Note: This project is currently in an experimental stage.

Key Design Ideas

  • Infinite precision integers — The IR uses a single int type with no fixed bitwidth. Arithmetic operates on mathematical integers; signedness and minimum required bits are derived at use sites. This eliminates zext/sext/trunc noise and lets optimization passes focus on mathematical equivalence.

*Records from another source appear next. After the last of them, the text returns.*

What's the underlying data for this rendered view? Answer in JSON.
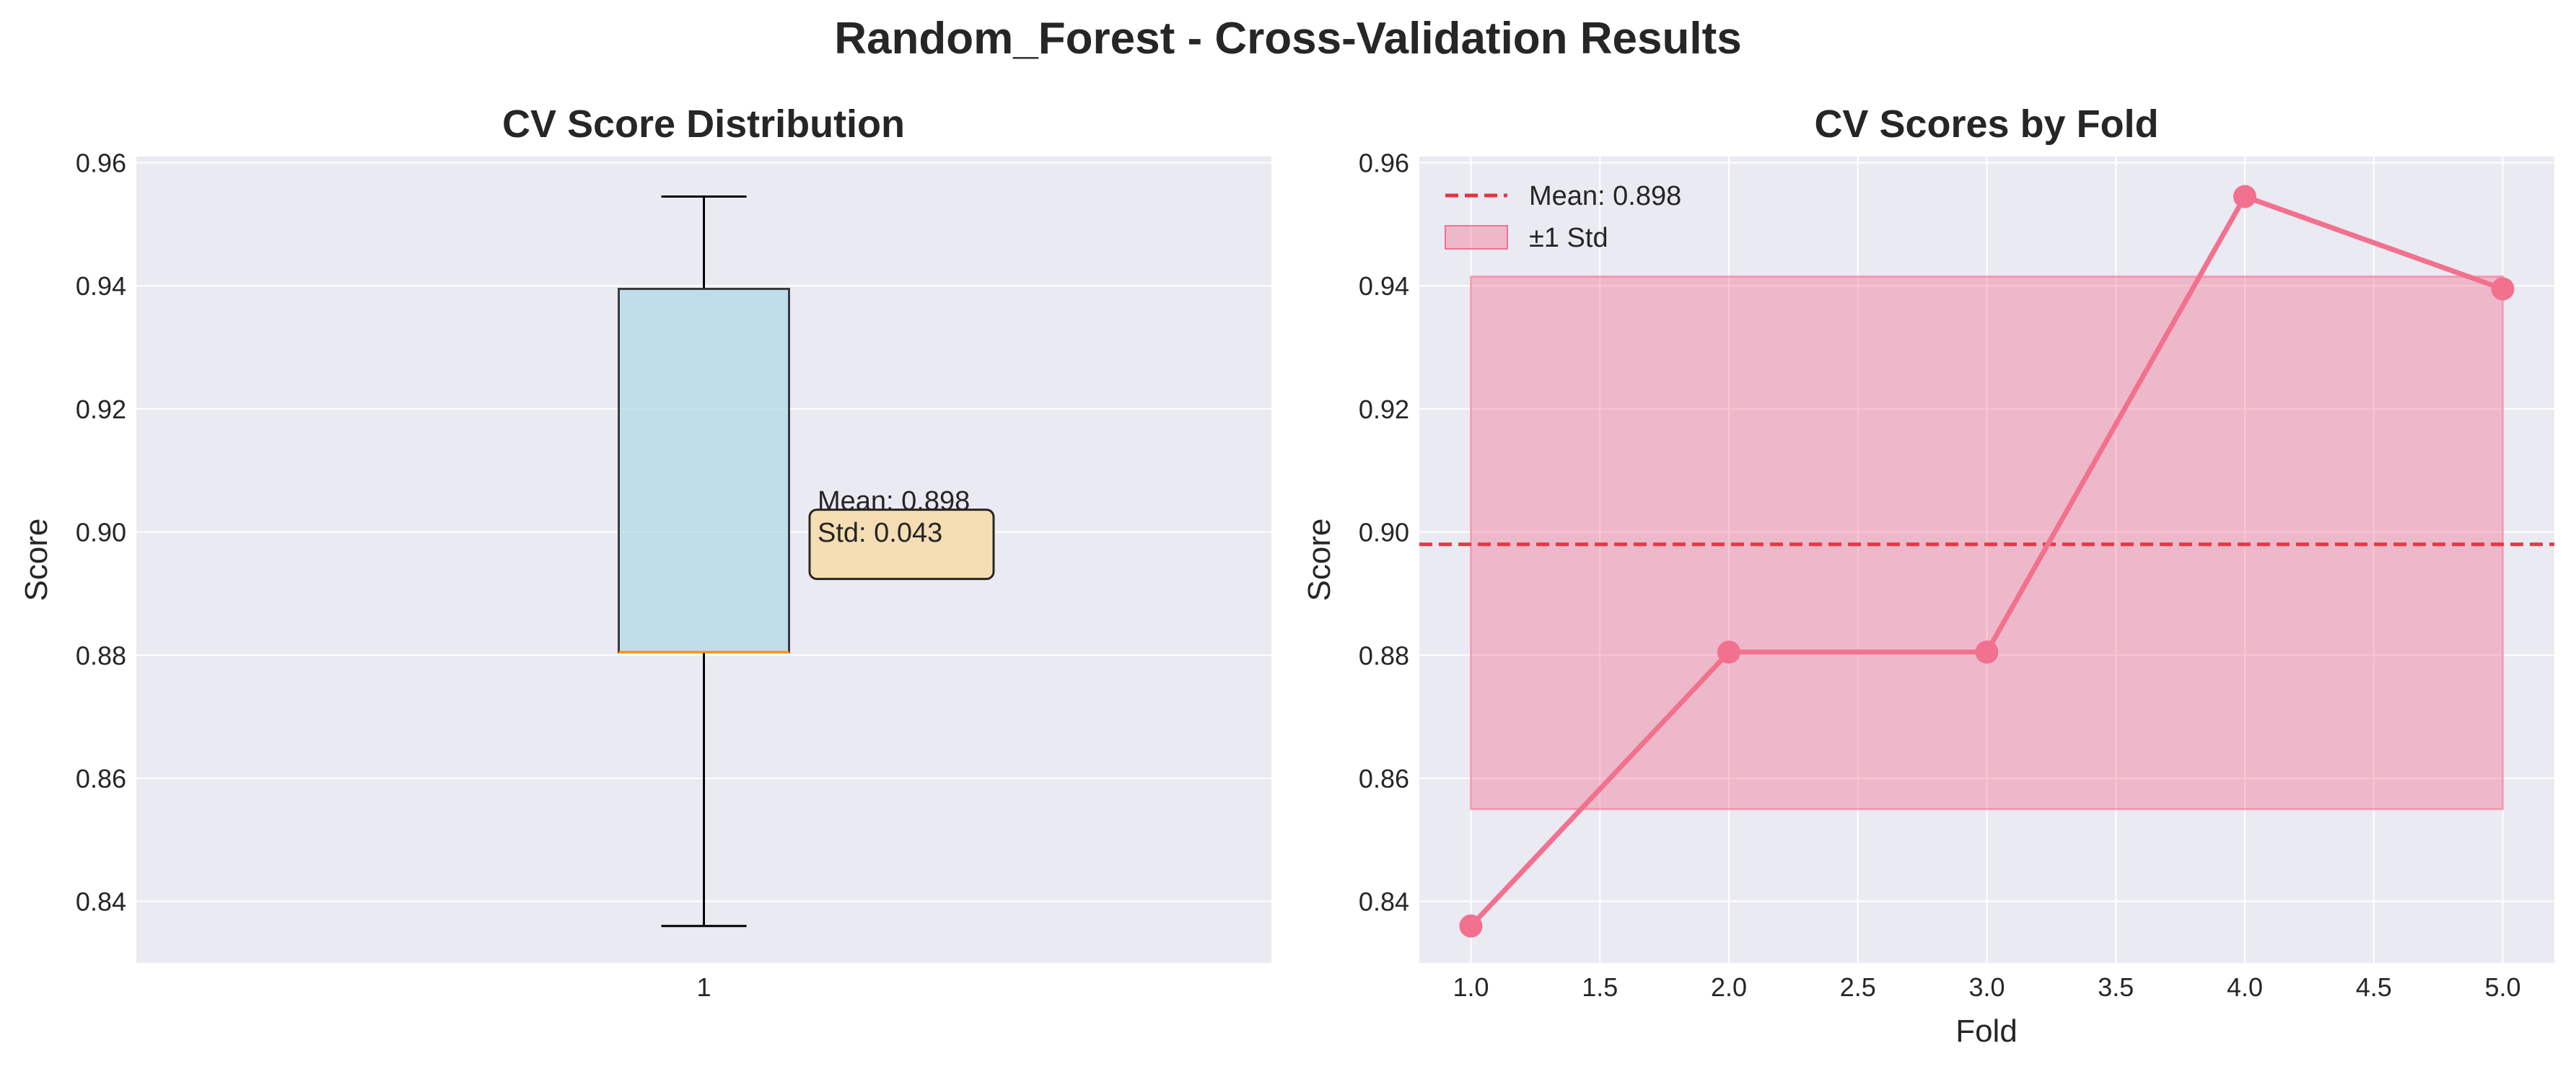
{
  "figure": {
    "title": "Random_Forest - Cross-Validation Results"
  },
  "chart_data": [
    {
      "type": "box",
      "title": "CV Score Distribution",
      "xlabel": "",
      "ylabel": "Score",
      "ylim": [
        0.83,
        0.961
      ],
      "yticks": [
        "0.84",
        "0.86",
        "0.88",
        "0.90",
        "0.92",
        "0.94",
        "0.96"
      ],
      "xtick_labels": [
        "1"
      ],
      "grid": true,
      "box": {
        "whisker_low": 0.836,
        "q1": 0.8805,
        "median": 0.8805,
        "q3": 0.9395,
        "whisker_high": 0.9545,
        "fill_color": "#add8e6",
        "median_color": "#ff8c00"
      },
      "annotation": {
        "lines": [
          "Mean: 0.898",
          "Std: 0.043"
        ],
        "value_y": 0.898,
        "fill_color": "#f5deb3"
      }
    },
    {
      "type": "line",
      "title": "CV Scores by Fold",
      "xlabel": "Fold",
      "ylabel": "Score",
      "xlim": [
        0.8,
        5.2
      ],
      "ylim": [
        0.83,
        0.961
      ],
      "xticks": [
        "1.0",
        "1.5",
        "2.0",
        "2.5",
        "3.0",
        "3.5",
        "4.0",
        "4.5",
        "5.0"
      ],
      "yticks": [
        "0.84",
        "0.86",
        "0.88",
        "0.90",
        "0.92",
        "0.94",
        "0.96"
      ],
      "grid": true,
      "series": [
        {
          "x": [
            1,
            2,
            3,
            4,
            5
          ],
          "values": [
            0.836,
            0.8805,
            0.8805,
            0.9545,
            0.9395
          ],
          "color": "#f2718e"
        }
      ],
      "mean_line": {
        "value": 0.898,
        "label": "Mean: 0.898",
        "color": "#e8323c"
      },
      "std_band": {
        "x_range": [
          1,
          5
        ],
        "low": 0.855,
        "high": 0.9415,
        "label": "±1 Std",
        "color": "#f2718e"
      },
      "legend": {
        "position": "top-left"
      }
    }
  ]
}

  • Analysis is also a transformation — Static analyses are expressed as transformations on the IR itself, unifying analysis and optimization and reducing phase ordering problems.
  • Declarative, verified optimizations — Transforms are declarative rewrite rules with machine-checked correctness proofs in Lean 4 against the formal IR semantics. A codegen generator produces Rust implementation from verified rules, minimizing the trusted code base.
  • Formal-first — Correctness of optimization passes is backed by formal verification from the start, not bolted on after the fact.
  • Hardware-friendly IR — IR representations designed to be cache-friendly and suitable for modern hardware, reducing pointer chasing and improving data locality during compilation.
  • Policy-mechanism separation — Optimization strategies are decoupled from the compiler engine. Users can specify or pin a particular optimization policy to prevent performance regressions when upgrading the compiler.